Friday, September 26, 2008

Barcelona Merce


Barcelona celebrates its day on September 24, and the fiesta usually goes on for a week around that date. The celebration is recent, dating back to only the nineteenth century. It is dedicated to Our Lady of the Merce, that supposedly saved the city from plague during the Middle Ages. It comprises different carnavals, fireworks, wine tastings, concerts, giants parade and other usual ingredients of a fiesta.


The most interesting and unusual tradition are the Castellrs - human castles built by teams from different neighbourhoods of the city that go up several floors with 2, 3, or 4 people as a base. This is a purely catalan tradition that originated somewhere in the 18th century. The participants range from biggest men on the bottom and children on top (see below photo of prepartion for the castel).

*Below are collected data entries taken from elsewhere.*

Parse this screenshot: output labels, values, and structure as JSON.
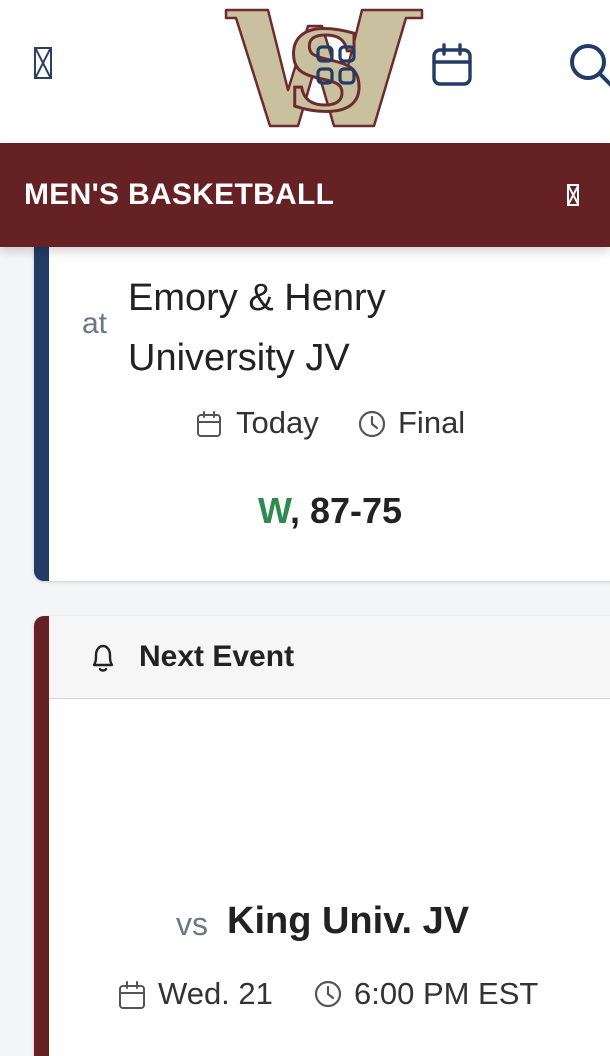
{
  "header": {
    "logo_text": "WS",
    "icons": [
      "menu-icon",
      "apps-icon",
      "calendar-icon",
      "search-icon"
    ]
  },
  "sport_bar": {
    "title": "MEN'S BASKETBALL"
  },
  "previous_event": {
    "prefix": "at",
    "opponent_line1": "Emory & Henry",
    "opponent_line2": "University JV",
    "date": "Today",
    "status": "Final",
    "result_letter": "W",
    "result_score": ", 87-75"
  },
  "next_event": {
    "heading": "Next Event",
    "prefix": "vs",
    "opponent": "King Univ. JV",
    "date": "Wed. 21",
    "time": "6:00 PM EST"
  },
  "colors": {
    "maroon": "#652123",
    "navy": "#233c65",
    "win_green": "#2e8a4f",
    "logo_tan": "#c9c0a0"
  }
}
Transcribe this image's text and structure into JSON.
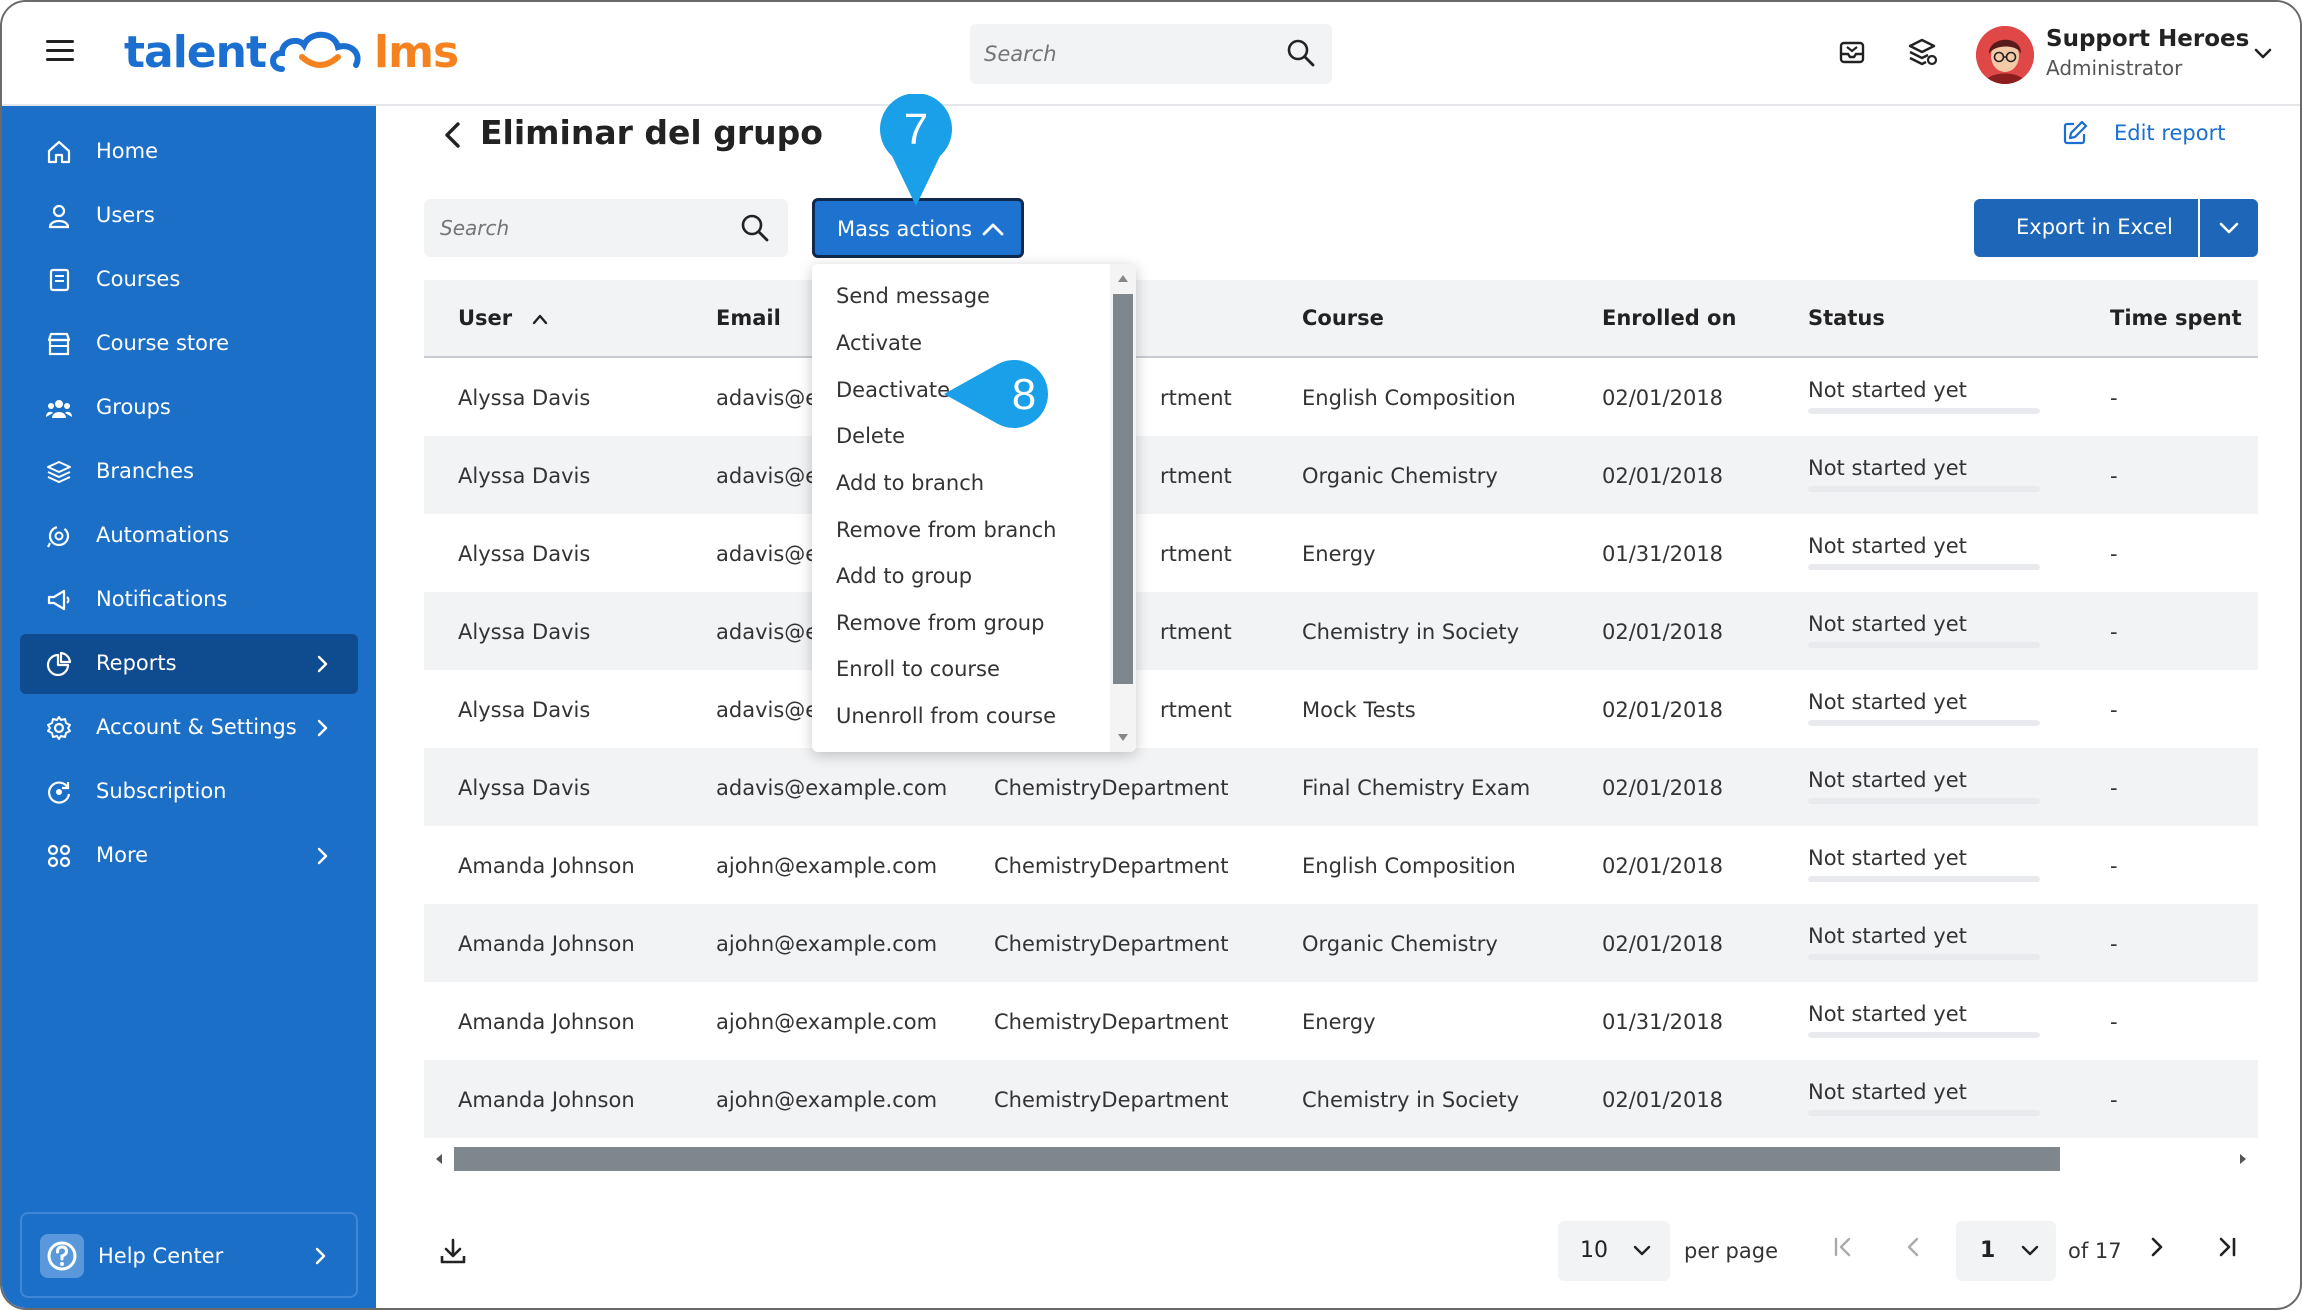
{
  "brand": {
    "logo_left": "talent",
    "logo_right": "lms",
    "primary": "#1c6fc7",
    "accent": "#f5821f",
    "callout": "#1aa0e8"
  },
  "header": {
    "menu_icon": "hamburger-icon",
    "search_placeholder": "Search",
    "icons": [
      "inbox-icon",
      "layers-settings-icon"
    ],
    "user_name": "Support Heroes",
    "user_role": "Administrator"
  },
  "sidebar": {
    "items": [
      {
        "label": "Home",
        "icon": "home-icon"
      },
      {
        "label": "Users",
        "icon": "user-icon"
      },
      {
        "label": "Courses",
        "icon": "book-icon"
      },
      {
        "label": "Course store",
        "icon": "store-icon"
      },
      {
        "label": "Groups",
        "icon": "groups-icon"
      },
      {
        "label": "Branches",
        "icon": "layers-icon"
      },
      {
        "label": "Automations",
        "icon": "automation-icon"
      },
      {
        "label": "Notifications",
        "icon": "megaphone-icon"
      },
      {
        "label": "Reports",
        "icon": "pie-chart-icon",
        "active": true
      },
      {
        "label": "Account & Settings",
        "icon": "gear-icon"
      },
      {
        "label": "Subscription",
        "icon": "subscription-icon"
      },
      {
        "label": "More",
        "icon": "grid-icon"
      }
    ],
    "help_label": "Help Center"
  },
  "page": {
    "title": "Eliminar del grupo",
    "edit_report": "Edit report",
    "search_placeholder": "Search",
    "mass_actions": "Mass actions",
    "export_label": "Export in Excel"
  },
  "table": {
    "columns": [
      "User",
      "Email",
      "Course",
      "Enrolled on",
      "Status",
      "Time spent"
    ],
    "rows": [
      {
        "user": "Alyssa Davis",
        "email": "adavis@e",
        "branch": "rtment",
        "course": "English Composition",
        "enrolled": "02/01/2018",
        "status": "Not started yet",
        "time": "-"
      },
      {
        "user": "Alyssa Davis",
        "email": "adavis@e",
        "branch": "rtment",
        "course": "Organic Chemistry",
        "enrolled": "02/01/2018",
        "status": "Not started yet",
        "time": "-"
      },
      {
        "user": "Alyssa Davis",
        "email": "adavis@e",
        "branch": "rtment",
        "course": "Energy",
        "enrolled": "01/31/2018",
        "status": "Not started yet",
        "time": "-"
      },
      {
        "user": "Alyssa Davis",
        "email": "adavis@e",
        "branch": "rtment",
        "course": "Chemistry in Society",
        "enrolled": "02/01/2018",
        "status": "Not started yet",
        "time": "-"
      },
      {
        "user": "Alyssa Davis",
        "email": "adavis@e",
        "branch": "rtment",
        "course": "Mock Tests",
        "enrolled": "02/01/2018",
        "status": "Not started yet",
        "time": "-"
      },
      {
        "user": "Alyssa Davis",
        "email": "adavis@example.com",
        "branch": "ChemistryDepartment",
        "course": "Final Chemistry Exam",
        "enrolled": "02/01/2018",
        "status": "Not started yet",
        "time": "-"
      },
      {
        "user": "Amanda Johnson",
        "email": "ajohn@example.com",
        "branch": "ChemistryDepartment",
        "course": "English Composition",
        "enrolled": "02/01/2018",
        "status": "Not started yet",
        "time": "-"
      },
      {
        "user": "Amanda Johnson",
        "email": "ajohn@example.com",
        "branch": "ChemistryDepartment",
        "course": "Organic Chemistry",
        "enrolled": "02/01/2018",
        "status": "Not started yet",
        "time": "-"
      },
      {
        "user": "Amanda Johnson",
        "email": "ajohn@example.com",
        "branch": "ChemistryDepartment",
        "course": "Energy",
        "enrolled": "01/31/2018",
        "status": "Not started yet",
        "time": "-"
      },
      {
        "user": "Amanda Johnson",
        "email": "ajohn@example.com",
        "branch": "ChemistryDepartment",
        "course": "Chemistry in Society",
        "enrolled": "02/01/2018",
        "status": "Not started yet",
        "time": "-"
      }
    ]
  },
  "mass_menu": {
    "items": [
      "Send message",
      "Activate",
      "Deactivate",
      "Delete",
      "Add to branch",
      "Remove from branch",
      "Add to group",
      "Remove from group",
      "Enroll to course",
      "Unenroll from course"
    ]
  },
  "pagination": {
    "per_page_value": "10",
    "per_page_label": "per page",
    "current_page": "1",
    "of_label": "of 17"
  },
  "callouts": {
    "step7": "7",
    "step8": "8"
  }
}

The result looks like the pictures below and the success is complete when everyone gets safely back to the ground. Sometimes the Castell does collapse, but there are so many people down low that rarely anyone gets hurt.

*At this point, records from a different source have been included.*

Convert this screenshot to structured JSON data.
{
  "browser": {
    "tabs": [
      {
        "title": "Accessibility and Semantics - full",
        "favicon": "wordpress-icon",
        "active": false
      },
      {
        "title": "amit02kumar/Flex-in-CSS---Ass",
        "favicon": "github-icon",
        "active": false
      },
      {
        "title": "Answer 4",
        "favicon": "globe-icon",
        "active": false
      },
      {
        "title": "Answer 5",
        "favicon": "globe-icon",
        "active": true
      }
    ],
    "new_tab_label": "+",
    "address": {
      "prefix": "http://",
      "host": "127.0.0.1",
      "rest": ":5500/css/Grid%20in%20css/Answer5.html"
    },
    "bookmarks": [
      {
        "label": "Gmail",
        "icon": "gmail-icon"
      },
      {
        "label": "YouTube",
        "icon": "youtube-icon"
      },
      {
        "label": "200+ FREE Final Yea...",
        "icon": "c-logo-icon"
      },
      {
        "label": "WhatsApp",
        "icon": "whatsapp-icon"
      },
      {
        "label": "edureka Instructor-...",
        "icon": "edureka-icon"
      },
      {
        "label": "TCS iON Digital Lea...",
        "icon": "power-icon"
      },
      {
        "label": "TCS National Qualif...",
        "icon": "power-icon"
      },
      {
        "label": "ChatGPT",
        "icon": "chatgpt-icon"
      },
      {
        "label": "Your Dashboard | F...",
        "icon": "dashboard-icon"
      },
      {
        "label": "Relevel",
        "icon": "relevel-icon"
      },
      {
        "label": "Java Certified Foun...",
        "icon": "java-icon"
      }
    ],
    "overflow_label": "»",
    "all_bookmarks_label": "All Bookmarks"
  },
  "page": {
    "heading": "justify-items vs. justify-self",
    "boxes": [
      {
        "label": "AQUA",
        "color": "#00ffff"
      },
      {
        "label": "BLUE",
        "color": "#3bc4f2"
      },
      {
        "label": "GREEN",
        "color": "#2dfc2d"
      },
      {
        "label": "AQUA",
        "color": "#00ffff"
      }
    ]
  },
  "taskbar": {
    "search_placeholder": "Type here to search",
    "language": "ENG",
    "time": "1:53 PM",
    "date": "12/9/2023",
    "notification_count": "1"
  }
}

One of the most difficult figures we saw at the Merce - Castel of eight floors with a base of two (apparently it can go up to 10 floors):



And to finish this Barna-love post, here is a portrait of a goose, another mascote of Barcelona. Eulalia, the official patron, became a martyr when only 13 during the persecution of christians in the roman times. As she used to keep geese before the persecution started, these fat specimen are kept at the cloister of the Cathedral of Santa Eulalia to remember the saint virgin.